Repetimos que não pode ceder-se ao facilitismo de interpretar e integrar os deveres que recaíam sobre os intermediários financeiros em 2004 à luz da evolução do mercado financeiro e designadamente do surgimento da crise financeira em finais de 2007 ou da posterior insolvência da emitente das obrigações. Pelo contrário, deve fazer-se um esforço no sentido de colocar cada interveniente na posição relativa em que se encontrava na data em que foi executada a operação financeira, contando exclusivamente com os deveres do intermediário no contexto jurídico e financeiro que rodeava a operação em causa e com as correspondentes necessidades informativas do investidor.

Mas no caso concreto o facto de o BPN informar que garantia o reembolso do capital, apesar de estar a agir como intermediário financeiro, constitui um plus que não pode deixar de ter efeitos ao nível da verificação da ilicitude.

Para o efeito releva especialmente o facto de ter sido proferido AUJ de 6 de dezembro de 2021 no proc. 1479/16.4T8LRA.C2.S1-A de , no qual se uniformizou o entendimento jurisprudencial que, a respeito do pressuposto da ilicitude, assim ficou condensado:

1. No âmbito da responsabilidade civil pré-contratual ou contratual do intermediário financeiro, nos termos dos arts. 7º, nº 1, 312º, nº 1, al. a), e 314º do Código dos Valores Mobiliários, na redação anterior à introduzida pelo DL nº 357-A/07, de 31-10, e 342º, nº 1, do CC, incumbe ao investidor, mesmo quando seja não qualificado, o ónus de provar a violação pelo intermediário financeiro dos deveres de informação que a este são legalmente impostos e o nexo de causalidade entre a violação do dever de informação e o dano;

2. Se o Banco, intermediário financeiro – que sugeriu a subscrição de obrigações subordinadas pelo prazo de maturidade de 10 anos a um cliente que não tinha conhecimentos para avaliar o risco daquele produto financeiro nem pretendia aplicar o seu dinheiro em “produtos de risco” – informou apenas o cliente, relativamente ao risco do produto, que o “reembolso do capital era garantido (porquanto não era produto de risco”, sem outras explicações, nomeadamente, o que era obrigações subordinadas), não cumpre o dever de informação aludido no art. 7º, nº 1, do CVM.
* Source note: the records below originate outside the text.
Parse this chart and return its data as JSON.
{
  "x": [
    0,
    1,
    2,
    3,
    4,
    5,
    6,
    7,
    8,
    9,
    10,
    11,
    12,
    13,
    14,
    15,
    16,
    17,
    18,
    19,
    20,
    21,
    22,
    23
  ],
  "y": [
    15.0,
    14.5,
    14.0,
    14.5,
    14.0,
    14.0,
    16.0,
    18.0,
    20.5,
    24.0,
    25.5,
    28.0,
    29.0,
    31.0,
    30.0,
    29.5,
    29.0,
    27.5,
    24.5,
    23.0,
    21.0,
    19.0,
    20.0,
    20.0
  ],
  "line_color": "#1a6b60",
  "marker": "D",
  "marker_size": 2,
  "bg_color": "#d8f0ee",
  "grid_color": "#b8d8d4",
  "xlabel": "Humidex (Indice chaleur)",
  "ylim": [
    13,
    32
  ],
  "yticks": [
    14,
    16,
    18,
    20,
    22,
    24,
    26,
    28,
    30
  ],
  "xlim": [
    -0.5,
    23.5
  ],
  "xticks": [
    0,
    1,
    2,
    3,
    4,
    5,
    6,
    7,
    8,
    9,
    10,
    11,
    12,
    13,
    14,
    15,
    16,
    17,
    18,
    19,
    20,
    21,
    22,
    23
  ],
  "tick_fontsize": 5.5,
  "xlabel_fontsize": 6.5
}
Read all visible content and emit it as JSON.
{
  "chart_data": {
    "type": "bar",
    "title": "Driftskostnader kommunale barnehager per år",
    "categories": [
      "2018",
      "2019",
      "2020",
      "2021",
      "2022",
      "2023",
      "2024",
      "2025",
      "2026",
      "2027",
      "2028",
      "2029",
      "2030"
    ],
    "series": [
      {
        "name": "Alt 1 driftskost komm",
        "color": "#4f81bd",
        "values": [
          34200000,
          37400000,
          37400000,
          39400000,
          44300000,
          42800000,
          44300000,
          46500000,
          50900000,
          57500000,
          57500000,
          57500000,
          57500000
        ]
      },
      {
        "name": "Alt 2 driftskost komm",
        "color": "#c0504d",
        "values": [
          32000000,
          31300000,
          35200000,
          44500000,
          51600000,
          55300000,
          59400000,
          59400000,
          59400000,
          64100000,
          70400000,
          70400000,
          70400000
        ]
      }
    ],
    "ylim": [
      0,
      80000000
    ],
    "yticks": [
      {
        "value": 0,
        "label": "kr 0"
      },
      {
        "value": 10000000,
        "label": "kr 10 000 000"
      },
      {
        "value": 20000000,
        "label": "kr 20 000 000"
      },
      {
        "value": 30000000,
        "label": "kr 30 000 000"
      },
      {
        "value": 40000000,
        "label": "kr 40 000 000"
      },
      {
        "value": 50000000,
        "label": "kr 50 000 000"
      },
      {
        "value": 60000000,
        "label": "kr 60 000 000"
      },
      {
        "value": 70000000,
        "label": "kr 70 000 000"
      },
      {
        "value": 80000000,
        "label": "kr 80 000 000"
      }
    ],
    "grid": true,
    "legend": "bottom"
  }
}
Demonstrada a ilicitude, a procedência da ação depende ainda da verificação do nexo de causalidade entre a atuação do BPN e a subscrição por parte dos AA. do produto financeiro que mais tarde se revelou ruinoso, pelo facto de a entidade emitente não ter procedido ao reembolso do capital.

A demonstração desse nexo de causalidade constitui ónus do investidor, ainda que não qualificado, como resulta do ponto 1 do sumário do AUJ acima referido e foi explicitado nos pontos 3 e 4 com a seguinte redação:

3. O nexo de causalidade deve ser determinado com base na falta ou inexatidão, imputável ao intermediário financeiro, da informação necessária para a decisão de investir.
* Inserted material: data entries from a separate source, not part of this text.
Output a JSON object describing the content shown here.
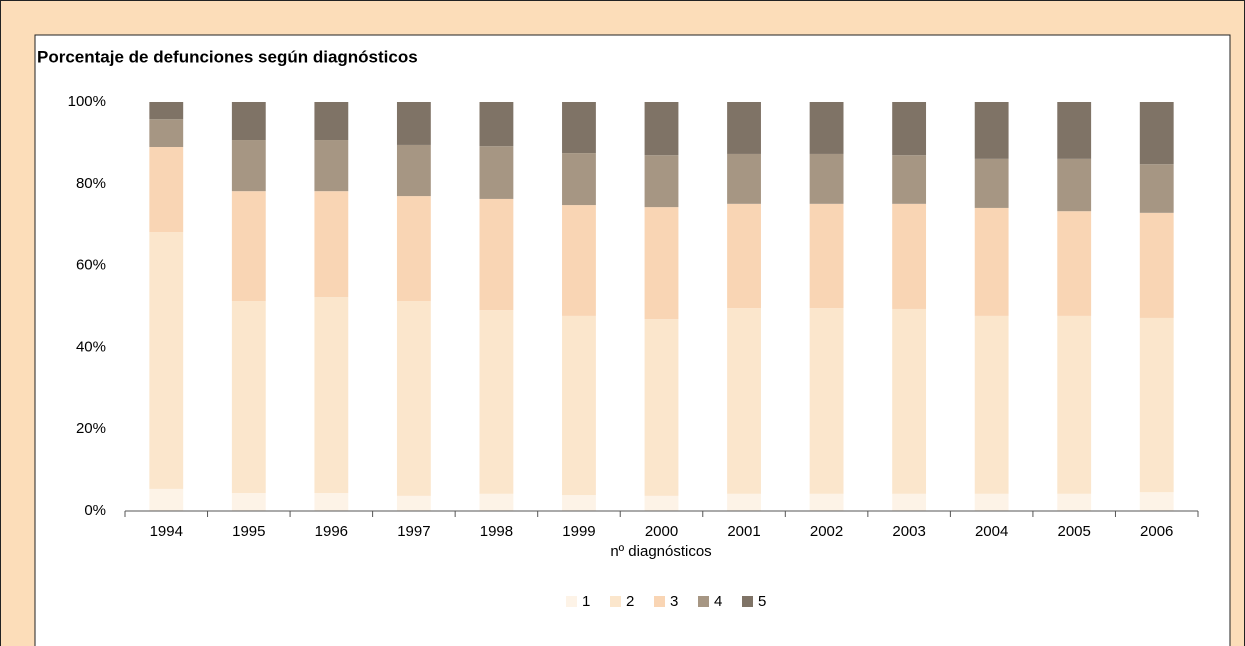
{
  "chart_data": {
    "type": "stacked_bar",
    "title": "Porcentaje de defunciones según diagnósticos",
    "x_label": "nº diagnósticos",
    "categories": [
      "1994",
      "1995",
      "1996",
      "1997",
      "1998",
      "1999",
      "2000",
      "2001",
      "2002",
      "2003",
      "2004",
      "2005",
      "2006"
    ],
    "series": [
      {
        "name": "1",
        "color": "#FDF3E7",
        "values": [
          5.4,
          4.4,
          4.4,
          3.7,
          4.2,
          3.9,
          3.7,
          4.2,
          4.2,
          4.2,
          4.2,
          4.2,
          4.6
        ]
      },
      {
        "name": "2",
        "color": "#FBE6CC",
        "values": [
          62.8,
          46.9,
          47.9,
          47.6,
          44.9,
          43.8,
          43.2,
          45.4,
          45.4,
          45.2,
          43.5,
          43.5,
          42.6
        ]
      },
      {
        "name": "3",
        "color": "#F9D5B4",
        "values": [
          20.8,
          26.9,
          25.9,
          25.7,
          27.2,
          27.1,
          27.4,
          25.5,
          25.5,
          25.7,
          26.4,
          25.6,
          25.7
        ]
      },
      {
        "name": "4",
        "color": "#A69683",
        "values": [
          6.8,
          12.5,
          12.5,
          12.5,
          12.9,
          12.7,
          12.7,
          12.2,
          12.2,
          11.9,
          12.0,
          12.8,
          11.9
        ]
      },
      {
        "name": "5",
        "color": "#7F7366",
        "values": [
          4.2,
          9.3,
          9.3,
          10.5,
          10.8,
          12.5,
          13.0,
          12.7,
          12.7,
          13.0,
          13.9,
          13.9,
          15.2
        ]
      }
    ],
    "ylim": [
      0,
      100
    ],
    "yticks": [
      {
        "value": 0,
        "label": "0%"
      },
      {
        "value": 20,
        "label": "20%"
      },
      {
        "value": 40,
        "label": "40%"
      },
      {
        "value": 60,
        "label": "60%"
      },
      {
        "value": 80,
        "label": "80%"
      },
      {
        "value": 100,
        "label": "100%"
      }
    ],
    "legend": "bottom"
  }
}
4. Para estabelecer o nexo de causalidade entre a violação dos deveres de informação, por parte do intermediário financeiro, e o dano decorrente da decisão de investir, incumbe ao investidor provar que a prestação da informação devida o levaria a não tomar a decisão de investir. 
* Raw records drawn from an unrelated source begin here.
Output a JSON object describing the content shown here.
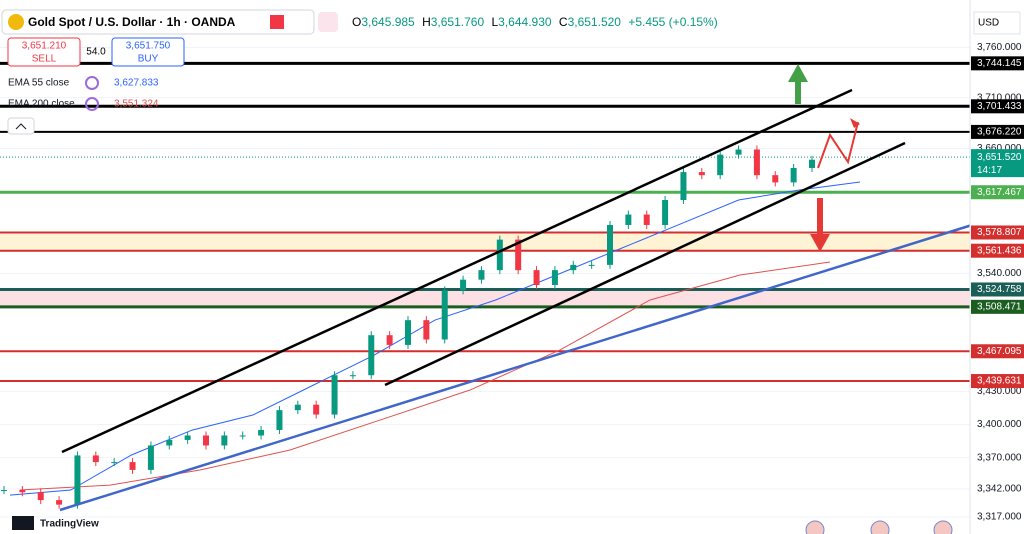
{
  "header": {
    "title": "Gold Spot / U.S. Dollar · 1h · OANDA",
    "open_label": "O",
    "open": "3,645.985",
    "high_label": "H",
    "high": "3,651.760",
    "low_label": "L",
    "low": "3,644.930",
    "close_label": "C",
    "close": "3,651.520",
    "change": "+5.455 (+0.15%)",
    "sell_price": "3,651.210",
    "sell": "SELL",
    "spread": "54.0",
    "buy_price": "3,651.750",
    "buy": "BUY",
    "currency": "USD",
    "brand": "TradingView"
  },
  "chart_data": {
    "type": "candlestick",
    "log_scale": true,
    "ylim": [
      3302,
      3808
    ],
    "yticks": [
      {
        "value": 3760,
        "label": "3,760.000"
      },
      {
        "value": 3710,
        "label": "3,710.000"
      },
      {
        "value": 3660,
        "label": "3,660.000"
      },
      {
        "value": 3540,
        "label": "3,540.000"
      },
      {
        "value": 3430,
        "label": "3,430.000"
      },
      {
        "value": 3400,
        "label": "3,400.000"
      },
      {
        "value": 3370,
        "label": "3,370.000"
      },
      {
        "value": 3342,
        "label": "3,342.000"
      },
      {
        "value": 3317,
        "label": "3,317.000"
      }
    ],
    "up_color": "#089981",
    "down_color": "#f23645",
    "values": [
      3341,
      3339,
      3332,
      3328,
      3372,
      3366,
      3366,
      3359,
      3381,
      3386,
      3390,
      3381,
      3390,
      3390,
      3395,
      3413,
      3418,
      3409,
      3445,
      3445,
      3482,
      3473,
      3496,
      3478,
      3524,
      3534,
      3543,
      3572,
      3543,
      3529,
      3543,
      3548,
      3548,
      3586,
      3596,
      3586,
      3610,
      3637,
      3634,
      3654,
      3659,
      3634,
      3627,
      3641,
      3649
    ],
    "series": [
      {
        "name": "EMA 55 close",
        "color": "#2962ff",
        "value_label": "3,627.833",
        "values": [
          3336.5,
          3341,
          3372.4,
          3394.9,
          3408.6,
          3436,
          3463.6,
          3496.1,
          3514.9,
          3538.4,
          3562.1,
          3585.9,
          3610,
          3619.6,
          3627.4
        ]
      },
      {
        "name": "EMA 200 close",
        "color": "#e0524f",
        "value_label": "3,551.324",
        "values": [
          3341,
          3345.4,
          3358.9,
          3376.9,
          3404,
          3431.4,
          3468.3,
          3514.9,
          3538.4,
          3550.7
        ]
      }
    ],
    "current": {
      "value": 3651.52,
      "label": "3,651.520",
      "countdown": "14:17",
      "color": "#089981"
    },
    "levels": [
      {
        "value": 3744.145,
        "label": "3,744.145",
        "color": "#000000",
        "width": 3
      },
      {
        "value": 3701.433,
        "label": "3,701.433",
        "color": "#000000",
        "width": 3
      },
      {
        "value": 3676.22,
        "label": "3,676.220",
        "color": "#000000",
        "width": 2
      },
      {
        "value": 3617.467,
        "label": "3,617.467",
        "color": "#4caf50",
        "width": 3
      },
      {
        "value": 3578.807,
        "label": "3,578.807",
        "color": "#d32f2f",
        "width": 2,
        "band_color": "#fff3d6"
      },
      {
        "value": 3561.436,
        "label": "3,561.436",
        "color": "#d32f2f",
        "width": 2
      },
      {
        "value": 3524.758,
        "label": "3,524.758",
        "color": "#1b5e57",
        "width": 3,
        "band_color": "#fde0e4"
      },
      {
        "value": 3508.471,
        "label": "3,508.471",
        "color": "#1b5e20",
        "width": 3
      },
      {
        "value": 3467.095,
        "label": "3,467.095",
        "color": "#d32f2f",
        "width": 2
      },
      {
        "value": 3439.631,
        "label": "3,439.631",
        "color": "#d32f2f",
        "width": 2
      }
    ]
  }
}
A necessidade de demonstração do nexo de causalidade nestas e noutras ações já fora assinalada na jurisprudência deste Supremo, mantendo-se firme o critério segundo o qual é sobre o interessado que recai o respetivo ónus da prova, embora com variação do grau de probabilidade entre o evento e o resultado.

Assim foi no Ac. do STJ de 24-1-19, 2406/16, www.dgsi.pt, de cujo sumário consta, além do mais que: “Ainda que se apurasse ter existido incumprimento do dever de informação por parte do intermediário financeiro, a sua responsabilidade civil dependeria ainda do estabelecimento de um nexo de causalidade, ou seja, de que foi por causa daquele incumprimento que o investidor realizou o concreto investimento que se revelou prejudicial.

Não se tendo provado que a subscrição da Obrigação SLN 2006 foi decidida em função de alguma confusão relativamente a um depósito a prazo constituído na instituição financeira intermediária da operação ou de algum aspeto conexo com a identidade da emitente das obrigações e do intermediário financeiro, não se considera verificado o nexo de causalidade”.

A mesma linha já fora seguida no Ac. do STJ de 6-6-13, 364/11, em www.dgsi.pt, no qual se afirmou que “a responsabilidade civil assacada ao intermediário financeiro, designadamente no âmbito de contrato de consultadoria para investimento em valores mobiliários, pressupõe a prova da ilicitude resultante do incumprimento de deveres legais ou contratuais, numa relação de causalidade adequada com o sinistro financeiro verificado”.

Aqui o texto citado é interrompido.